Ormai, a meno di una settimana dall’avvio dell’esposizione artistica tanto attesa, che si svolgerà dal 18 giugno al 25 settembre, gli artisti e gli organizzatori mostrano nervosismo.
Anche se Documenta ha reagito al vandalismo e alle minacce sporgendo denuncia e rafforzando la sicurezza sui luoghi, molti ritengono che la sua reazione e il suo comunicato ufficiale non siano sufficienti.
Il collettivo di artisti ha pubblicato un proprio comunicato definendo questo vandalismo un attacco razzista, mentre il comunicato stampa di Documenta prende semplicemente atto che si tratta di minacce “con motivazioni politiche”, senza menzionare che il bersaglio erano gli artisti palestinesi e senza qualificare questo atto come crimine di odio.
MEE ha sollecitato l’ufficio stampa di Documenta relativamente alla scelta dei termini, ma non ha ricevuto alcuna risposta.

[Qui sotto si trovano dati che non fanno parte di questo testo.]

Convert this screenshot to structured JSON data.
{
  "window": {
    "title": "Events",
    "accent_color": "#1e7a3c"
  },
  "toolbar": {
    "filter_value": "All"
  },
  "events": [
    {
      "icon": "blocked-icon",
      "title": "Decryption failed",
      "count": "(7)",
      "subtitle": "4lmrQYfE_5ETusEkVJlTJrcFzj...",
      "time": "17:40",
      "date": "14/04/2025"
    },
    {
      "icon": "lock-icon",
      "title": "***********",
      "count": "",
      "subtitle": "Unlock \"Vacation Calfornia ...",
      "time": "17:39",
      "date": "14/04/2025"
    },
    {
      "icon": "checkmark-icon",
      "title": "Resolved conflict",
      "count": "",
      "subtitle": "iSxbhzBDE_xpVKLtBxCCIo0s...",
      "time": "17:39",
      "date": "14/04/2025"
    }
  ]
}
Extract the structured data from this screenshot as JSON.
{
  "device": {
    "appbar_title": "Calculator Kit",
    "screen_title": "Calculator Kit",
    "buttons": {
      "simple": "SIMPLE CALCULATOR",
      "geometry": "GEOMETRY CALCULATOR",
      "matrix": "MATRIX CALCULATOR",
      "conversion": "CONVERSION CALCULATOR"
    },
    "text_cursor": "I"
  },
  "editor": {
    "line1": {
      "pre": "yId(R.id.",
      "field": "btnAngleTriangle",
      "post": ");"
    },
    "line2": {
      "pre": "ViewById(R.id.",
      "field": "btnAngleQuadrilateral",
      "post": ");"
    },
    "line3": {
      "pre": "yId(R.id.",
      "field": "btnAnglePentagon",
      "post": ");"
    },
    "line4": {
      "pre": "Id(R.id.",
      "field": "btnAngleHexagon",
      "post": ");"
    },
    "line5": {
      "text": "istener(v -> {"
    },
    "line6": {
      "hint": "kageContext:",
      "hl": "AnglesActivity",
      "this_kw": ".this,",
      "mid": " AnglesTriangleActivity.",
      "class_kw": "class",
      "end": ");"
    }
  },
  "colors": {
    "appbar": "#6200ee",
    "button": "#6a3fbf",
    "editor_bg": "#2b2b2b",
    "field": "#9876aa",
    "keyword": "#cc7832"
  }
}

“Il fatto è che, per cominciare, non sono neanche capaci di definire (questo attacco) per quello che è. Il problema riguardo alla maggior parte delle risposte agli attacchi razzisti da parte di Documenta 15, a prescindere dalla loro buona volontà, è che contribuiscono a questa mancanza di chiarezza”, lamenta con MEE Edwin Nasr, operatore culturale e giornalista che vive ad Amsterdam.
Firas Shehadeh, artista palestinese che vive a Vienna, spiega a MEE che il tentativo di Documenta di presentare l’attacco come un incidente isolato “svia l’attenzione dal fatto che si tratta di un attacco razzista.”

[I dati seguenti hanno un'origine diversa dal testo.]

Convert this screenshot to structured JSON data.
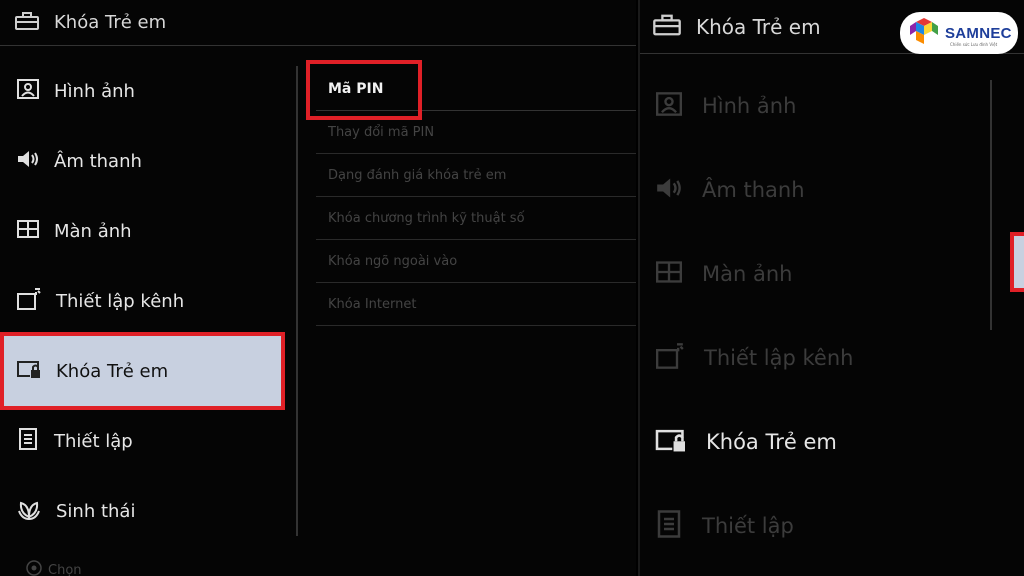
{
  "left_panel": {
    "header": {
      "title": "Khóa Trẻ em",
      "icon": "toolbox-icon"
    },
    "menu": [
      {
        "label": "Hình ảnh",
        "icon": "picture-icon",
        "state": "normal"
      },
      {
        "label": "Âm thanh",
        "icon": "speaker-icon",
        "state": "normal"
      },
      {
        "label": "Màn ảnh",
        "icon": "screen-icon",
        "state": "normal"
      },
      {
        "label": "Thiết lập kênh",
        "icon": "channel-setup-icon",
        "state": "normal"
      },
      {
        "label": "Khóa Trẻ em",
        "icon": "parental-lock-icon",
        "state": "selected"
      },
      {
        "label": "Thiết lập",
        "icon": "settings-icon",
        "state": "normal"
      },
      {
        "label": "Sinh thái",
        "icon": "eco-icon",
        "state": "normal"
      }
    ],
    "submenu": [
      "Mã PIN",
      "Thay đổi mã PIN",
      "Dạng đánh giá khóa trẻ em",
      "Khóa chương trình kỹ thuật số",
      "Khóa ngõ ngoài vào",
      "Khóa Internet"
    ],
    "footer": {
      "icon": "dpad-icon",
      "label": "Chọn"
    }
  },
  "right_panel": {
    "header": {
      "title": "Khóa Trẻ em",
      "icon": "toolbox-icon"
    },
    "menu": [
      {
        "label": "Hình ảnh",
        "icon": "picture-icon",
        "state": "dim"
      },
      {
        "label": "Âm thanh",
        "icon": "speaker-icon",
        "state": "dim"
      },
      {
        "label": "Màn ảnh",
        "icon": "screen-icon",
        "state": "dim"
      },
      {
        "label": "Thiết lập kênh",
        "icon": "channel-setup-icon",
        "state": "dim"
      },
      {
        "label": "Khóa Trẻ em",
        "icon": "parental-lock-icon",
        "state": "active"
      },
      {
        "label": "Thiết lập",
        "icon": "settings-icon",
        "state": "dim"
      }
    ]
  },
  "logo": {
    "brand": "SAMNEC",
    "tagline": "Chiến sức Lưu đình Việt"
  },
  "colors": {
    "highlight_red": "#e02027",
    "selection_bg": "#c8d0e0",
    "brand_blue": "#1e3e9a"
  }
}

Aggiunge che Documenta ha pubblicato questo comunicato solo in seguito alla pressione esercitata dalla solidarietà palestinese e internazionale.

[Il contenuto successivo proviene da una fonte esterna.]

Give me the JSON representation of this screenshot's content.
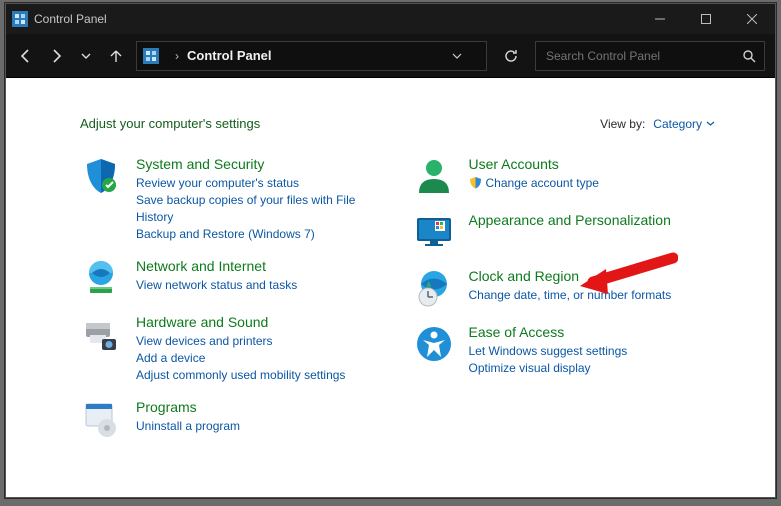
{
  "window": {
    "title": "Control Panel",
    "placeholder_search": "Search Control Panel"
  },
  "addressbar": {
    "location": "Control Panel"
  },
  "header": {
    "heading": "Adjust your computer's settings",
    "view_by_label": "View by:",
    "view_by_value": "Category"
  },
  "left": [
    {
      "title": "System and Security",
      "links": [
        "Review your computer's status",
        "Save backup copies of your files with File History",
        "Backup and Restore (Windows 7)"
      ]
    },
    {
      "title": "Network and Internet",
      "links": [
        "View network status and tasks"
      ]
    },
    {
      "title": "Hardware and Sound",
      "links": [
        "View devices and printers",
        "Add a device",
        "Adjust commonly used mobility settings"
      ]
    },
    {
      "title": "Programs",
      "links": [
        "Uninstall a program"
      ]
    }
  ],
  "right": [
    {
      "title": "User Accounts",
      "links_with_shield": [
        "Change account type"
      ]
    },
    {
      "title": "Appearance and Personalization",
      "links": []
    },
    {
      "title": "Clock and Region",
      "links": [
        "Change date, time, or number formats"
      ]
    },
    {
      "title": "Ease of Access",
      "links": [
        "Let Windows suggest settings",
        "Optimize visual display"
      ]
    }
  ]
}
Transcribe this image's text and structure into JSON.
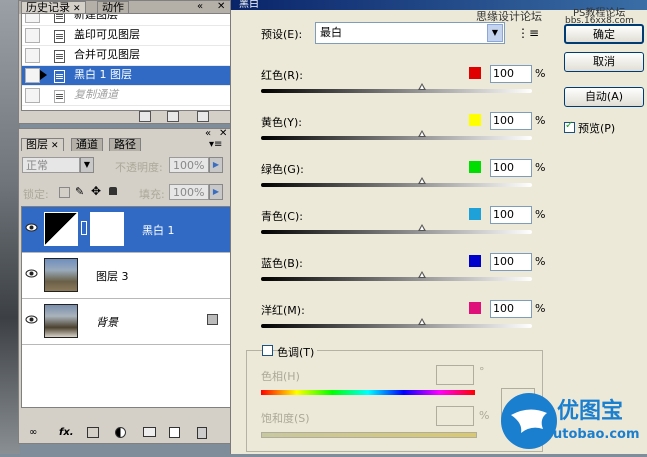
{
  "history": {
    "tabs": [
      "历史记录",
      "动作"
    ],
    "items": [
      {
        "label": "新建图层",
        "state": "normal"
      },
      {
        "label": "盖印可见图层",
        "state": "normal"
      },
      {
        "label": "合并可见图层",
        "state": "normal"
      },
      {
        "label": "黑白 1 图层",
        "state": "selected"
      },
      {
        "label": "复制通道",
        "state": "ghost"
      }
    ]
  },
  "layers_panel": {
    "tabs": [
      "图层",
      "通道",
      "路径"
    ],
    "blend_mode": "正常",
    "opacity_label": "不透明度:",
    "opacity_value": "100%",
    "lock_label": "锁定:",
    "fill_label": "填充:",
    "fill_value": "100%",
    "layers": [
      {
        "name": "黑白 1",
        "selected": true
      },
      {
        "name": "图层 3",
        "selected": false
      },
      {
        "name": "背景",
        "selected": false,
        "locked": true
      }
    ],
    "footer_icons": [
      "link-icon",
      "fx-icon",
      "mask-icon",
      "adjustment-icon",
      "folder-icon",
      "new-layer-icon",
      "trash-icon"
    ]
  },
  "dialog": {
    "title": "黑白",
    "watermark_top": "思缘设计论坛",
    "watermark_right": "PS教程论坛",
    "watermark_url": "bbs.16xx8.com",
    "preset_label": "预设(E):",
    "preset_value": "最白",
    "ok_label": "确定",
    "cancel_label": "取消",
    "auto_label": "自动(A)",
    "preview_label": "预览(P)",
    "preview_checked": true,
    "sliders": [
      {
        "label": "红色(R):",
        "value": "100",
        "color": "#e00000",
        "track_start": "#000000",
        "track_end": "#ffffff"
      },
      {
        "label": "黄色(Y):",
        "value": "100",
        "color": "#ffff00",
        "track_start": "#000000",
        "track_end": "#ffffff"
      },
      {
        "label": "绿色(G):",
        "value": "100",
        "color": "#00dd00",
        "track_start": "#000000",
        "track_end": "#ffffff"
      },
      {
        "label": "青色(C):",
        "value": "100",
        "color": "#1ea0d8",
        "track_start": "#000000",
        "track_end": "#ffffff"
      },
      {
        "label": "蓝色(B):",
        "value": "100",
        "color": "#0000cc",
        "track_start": "#000000",
        "track_end": "#ffffff"
      },
      {
        "label": "洋红(M):",
        "value": "100",
        "color": "#e0107a",
        "track_start": "#000000",
        "track_end": "#ffffff"
      }
    ],
    "percent": "%",
    "tint_label": "色调(T)",
    "hue_label": "色相(H)",
    "hue_unit": "°",
    "saturation_label": "饱和度(S)",
    "saturation_unit": "%"
  },
  "logo": {
    "text": "优图宝",
    "url": "utobao.com",
    "color": "#1b7fd0"
  }
}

Tuttavia, ha aggiunto, questo comunicato non fa che ripetere il discorso anti-palestinese. “Non hanno nemmeno nominato la vittima – la Palestina o i palestinesi” ribadisce. “Al contrario, questo comunicato serve a nascondere il loro fallimento nel proteggere gli artisti invitati che volevano solamente contribuire al panorama artistico contemporaneo internazionale.”
Documenta è un ente finanziato da fondi pubblici. Secondo Lara Khalidi questo lo rende soggetto all’autocensura, cosa che limita la sua capacità di esprimersi sulla questione per timore di venire privato dei finanziamenti.
“Non c’è alcun dubbio che, se si trattasse di un ente del tutto diverso, si definirebbe tutto questo un crimine di odio”, assicura.
“Per garantire la sicurezza degli artisti ed attivisti palestinesi e filopalestinesi non vogliamo solo misure di sicurezza e un maggior numero di poliziotti, ma una posizione forte e chiara che lo denunci per quello che è: razzismo antipalestinese.”